Для большинства скорпионов комфортная температура 20°-37°С. Критический верхний предел – около 40°С. У некоторых пустынников летальный порог достигает 47°С при экспозиции 25 часов и относительной влажности всего 10 %! При температуре ниже 10°С скорпионы впадают в спячку. Однако это не мешает им выживать даже при заморозках. Не исключено, что в процессе естественной эволюции они приспособятся жить и на севере.
Организм скорпиона почти не теряет воду. Поэтому скорпион практически никогда не пьет. Необходимую для него жидкость он получает из съеденной пищи, тщательно переваривая и высасывая из нее все соки. Питается скорпион только живой добычей. При этом обходится минимальным ее количеством. Потребив одного мотылька, он может «поститься» по 6–7 месяцев, а в отсутствие пищи способен голодать до двух лет!
Разгадка его аскетизма – в обмене веществ. 70 % съеденной пищи идет на пополнение тканей тела. Для сравнения: человек усваивает всего 5 %. Кроме того, надолго впадая в анабиоз, скорпион экономит энергию. Неудивительно, что живут скорпионы значительно дольше, чем любые насекомые, многие птицы и млекопитающие.
Природа одарила скорпиона такой жизнестойкостью, что его не так просто убить.
Опять я начал почитывать книгу Лебовиса. Странное какое-то имя – Лебовис. Впрочем, не более странное, чем занятие, без громких слов ставшее делом всей моей жизни.
Я наконец-то приступил к диссертации. Она явилась для меня единственной зацепкой, формальным смыслом продолжать существовать, после того как смысл жизни был утрачен.
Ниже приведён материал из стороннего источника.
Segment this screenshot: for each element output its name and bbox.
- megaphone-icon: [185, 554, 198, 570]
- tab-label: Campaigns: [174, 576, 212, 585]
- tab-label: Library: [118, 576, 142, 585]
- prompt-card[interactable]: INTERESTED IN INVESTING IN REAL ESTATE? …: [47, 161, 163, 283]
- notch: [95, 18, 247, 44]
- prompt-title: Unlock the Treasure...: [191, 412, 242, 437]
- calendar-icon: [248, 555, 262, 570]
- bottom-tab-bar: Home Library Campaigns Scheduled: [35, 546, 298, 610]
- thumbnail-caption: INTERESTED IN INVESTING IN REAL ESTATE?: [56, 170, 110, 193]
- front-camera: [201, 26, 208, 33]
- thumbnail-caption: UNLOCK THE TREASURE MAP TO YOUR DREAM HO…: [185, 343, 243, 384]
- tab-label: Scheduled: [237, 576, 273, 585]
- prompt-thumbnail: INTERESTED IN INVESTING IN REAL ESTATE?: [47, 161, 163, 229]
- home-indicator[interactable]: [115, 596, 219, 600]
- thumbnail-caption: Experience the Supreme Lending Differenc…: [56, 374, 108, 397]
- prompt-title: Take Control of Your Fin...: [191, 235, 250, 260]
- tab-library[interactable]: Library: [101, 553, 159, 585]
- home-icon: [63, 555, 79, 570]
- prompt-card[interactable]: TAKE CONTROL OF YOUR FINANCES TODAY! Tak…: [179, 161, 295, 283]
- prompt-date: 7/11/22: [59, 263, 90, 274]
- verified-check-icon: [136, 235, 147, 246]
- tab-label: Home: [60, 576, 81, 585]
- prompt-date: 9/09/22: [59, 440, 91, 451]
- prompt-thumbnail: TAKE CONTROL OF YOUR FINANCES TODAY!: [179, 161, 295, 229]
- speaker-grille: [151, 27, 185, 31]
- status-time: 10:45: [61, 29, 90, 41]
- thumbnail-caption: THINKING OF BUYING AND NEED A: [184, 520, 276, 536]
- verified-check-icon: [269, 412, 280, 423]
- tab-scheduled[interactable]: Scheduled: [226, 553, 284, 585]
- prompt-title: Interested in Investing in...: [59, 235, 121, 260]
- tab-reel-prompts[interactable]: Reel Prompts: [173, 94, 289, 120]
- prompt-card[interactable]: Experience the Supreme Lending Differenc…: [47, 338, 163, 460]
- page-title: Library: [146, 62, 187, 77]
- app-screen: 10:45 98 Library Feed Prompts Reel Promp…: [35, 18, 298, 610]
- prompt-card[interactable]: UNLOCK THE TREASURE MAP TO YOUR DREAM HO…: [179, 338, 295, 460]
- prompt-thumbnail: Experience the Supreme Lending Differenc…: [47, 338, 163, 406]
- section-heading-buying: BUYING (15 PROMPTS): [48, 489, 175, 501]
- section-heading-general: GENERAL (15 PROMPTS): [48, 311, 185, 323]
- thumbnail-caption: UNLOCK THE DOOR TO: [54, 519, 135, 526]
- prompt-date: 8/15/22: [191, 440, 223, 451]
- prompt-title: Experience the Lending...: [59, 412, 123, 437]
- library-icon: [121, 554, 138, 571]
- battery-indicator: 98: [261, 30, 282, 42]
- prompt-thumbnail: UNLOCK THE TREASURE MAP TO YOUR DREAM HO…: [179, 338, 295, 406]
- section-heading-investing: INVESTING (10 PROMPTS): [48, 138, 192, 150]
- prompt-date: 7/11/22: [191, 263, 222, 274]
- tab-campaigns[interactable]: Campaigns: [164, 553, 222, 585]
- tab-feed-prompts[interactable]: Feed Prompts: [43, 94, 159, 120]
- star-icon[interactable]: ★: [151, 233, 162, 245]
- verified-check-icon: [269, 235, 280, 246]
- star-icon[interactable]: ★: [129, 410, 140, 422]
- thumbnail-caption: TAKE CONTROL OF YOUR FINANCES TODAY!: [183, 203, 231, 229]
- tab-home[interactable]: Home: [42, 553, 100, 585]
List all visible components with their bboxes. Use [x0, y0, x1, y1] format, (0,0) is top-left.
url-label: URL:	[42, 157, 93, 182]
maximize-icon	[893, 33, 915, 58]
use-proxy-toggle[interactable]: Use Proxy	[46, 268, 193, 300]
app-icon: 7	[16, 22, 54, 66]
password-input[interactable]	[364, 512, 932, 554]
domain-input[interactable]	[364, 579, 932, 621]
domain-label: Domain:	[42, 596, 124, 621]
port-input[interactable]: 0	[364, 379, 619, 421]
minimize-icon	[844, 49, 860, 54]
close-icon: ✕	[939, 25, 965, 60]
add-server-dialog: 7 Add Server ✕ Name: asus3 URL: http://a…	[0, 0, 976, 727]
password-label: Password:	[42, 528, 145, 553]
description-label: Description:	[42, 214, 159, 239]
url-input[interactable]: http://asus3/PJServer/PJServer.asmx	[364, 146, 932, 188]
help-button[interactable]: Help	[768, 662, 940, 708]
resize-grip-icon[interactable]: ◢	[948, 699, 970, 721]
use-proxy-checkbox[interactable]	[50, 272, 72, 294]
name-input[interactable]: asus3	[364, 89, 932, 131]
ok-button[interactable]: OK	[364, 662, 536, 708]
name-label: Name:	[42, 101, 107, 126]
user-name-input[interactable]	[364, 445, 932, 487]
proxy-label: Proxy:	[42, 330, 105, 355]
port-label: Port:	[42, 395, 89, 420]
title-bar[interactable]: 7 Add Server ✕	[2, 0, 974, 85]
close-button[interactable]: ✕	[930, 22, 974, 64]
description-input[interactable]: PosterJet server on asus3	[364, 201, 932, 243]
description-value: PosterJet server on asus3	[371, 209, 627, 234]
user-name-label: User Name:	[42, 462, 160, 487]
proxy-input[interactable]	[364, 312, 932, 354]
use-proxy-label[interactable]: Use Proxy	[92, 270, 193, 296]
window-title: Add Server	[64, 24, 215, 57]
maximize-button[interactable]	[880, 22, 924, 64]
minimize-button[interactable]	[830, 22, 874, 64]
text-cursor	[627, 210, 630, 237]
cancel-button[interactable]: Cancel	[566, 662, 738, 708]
Конечно, эта привнесенная искусственность не заменяла невозвратимой трепетной естественности, пульсирующей радости, которая и отличает жизнь подлинную от подделки. Не заменяла, но постепенно подменяла. Когда ты занимаешься искусственным, естественное теряет актуальность. Бледнеет радость, но одновременно меркнет скорбь; уходит эйфория, но тупеет, глохнет боль. Я понял, что искусство – это бегство, попытка выжить, когда жизнь невыносима.
Я понял: настоящее искусство – преодоление мучительности естества.
Единственное, чего я недопонимал: о чем же, собственно говоря, моя диссертация? Являясь частью коллективного труда лаборатории, она была кирпичиком в непостижимой для меня стене. Зато я понял кое-что о практике писательства. Писать возможно только при условии, что не маячит женщина, что твои мысли ей не заняты, свободны для иного. Неудивительно, что в ту хмельную осень я не выдавил ни строчки. Прости, моя любовь, но правда жизни беспощадна, она не терпит сантиментов, но требует осознанности: чтобы у меня появился шанс стать ученым, ты должна была из моей жизни исчезнуть.
Однако я ошибся. Как выяснилось вскоре. Писать возможно и при женщине. Более того – для нее. Точнее, за нее. Еще точнее, взять на себя ее работу, поскольку так случилось, что она – твоя жена.
Бедняжка, да. Она существовала. Как ни прискорбно, я был не один. Безжизненное мое внутреннее одиночество отягощалось ее жизненным присутствием. Была весна, когда вдруг обнаружилось, что ее учеба в институте близится к концу. Еще немного, и придется защищать диплом. Ту самую дипломную работу, которую она писать, оказывается, не начинала. По ее версии, минувший год ей дался нелегко. И, между прочим, не без моего порочного содействия. Я, в общем-то, не спорил, грешен, каюсь. Но при чем здесь… С какого перепугу… Нет, я не буду, даже не проси…
Она и не просила – требовала.
Раз я считаюсь мужем, должен ей помочь. Ей, видите ли, трудно. А мне так все равно, о чем писать. По ее мнению. Я, уж как мог, отнекивался, но на любое твердое простое «нет» обрушивался пресс ее как минимум тройного «да».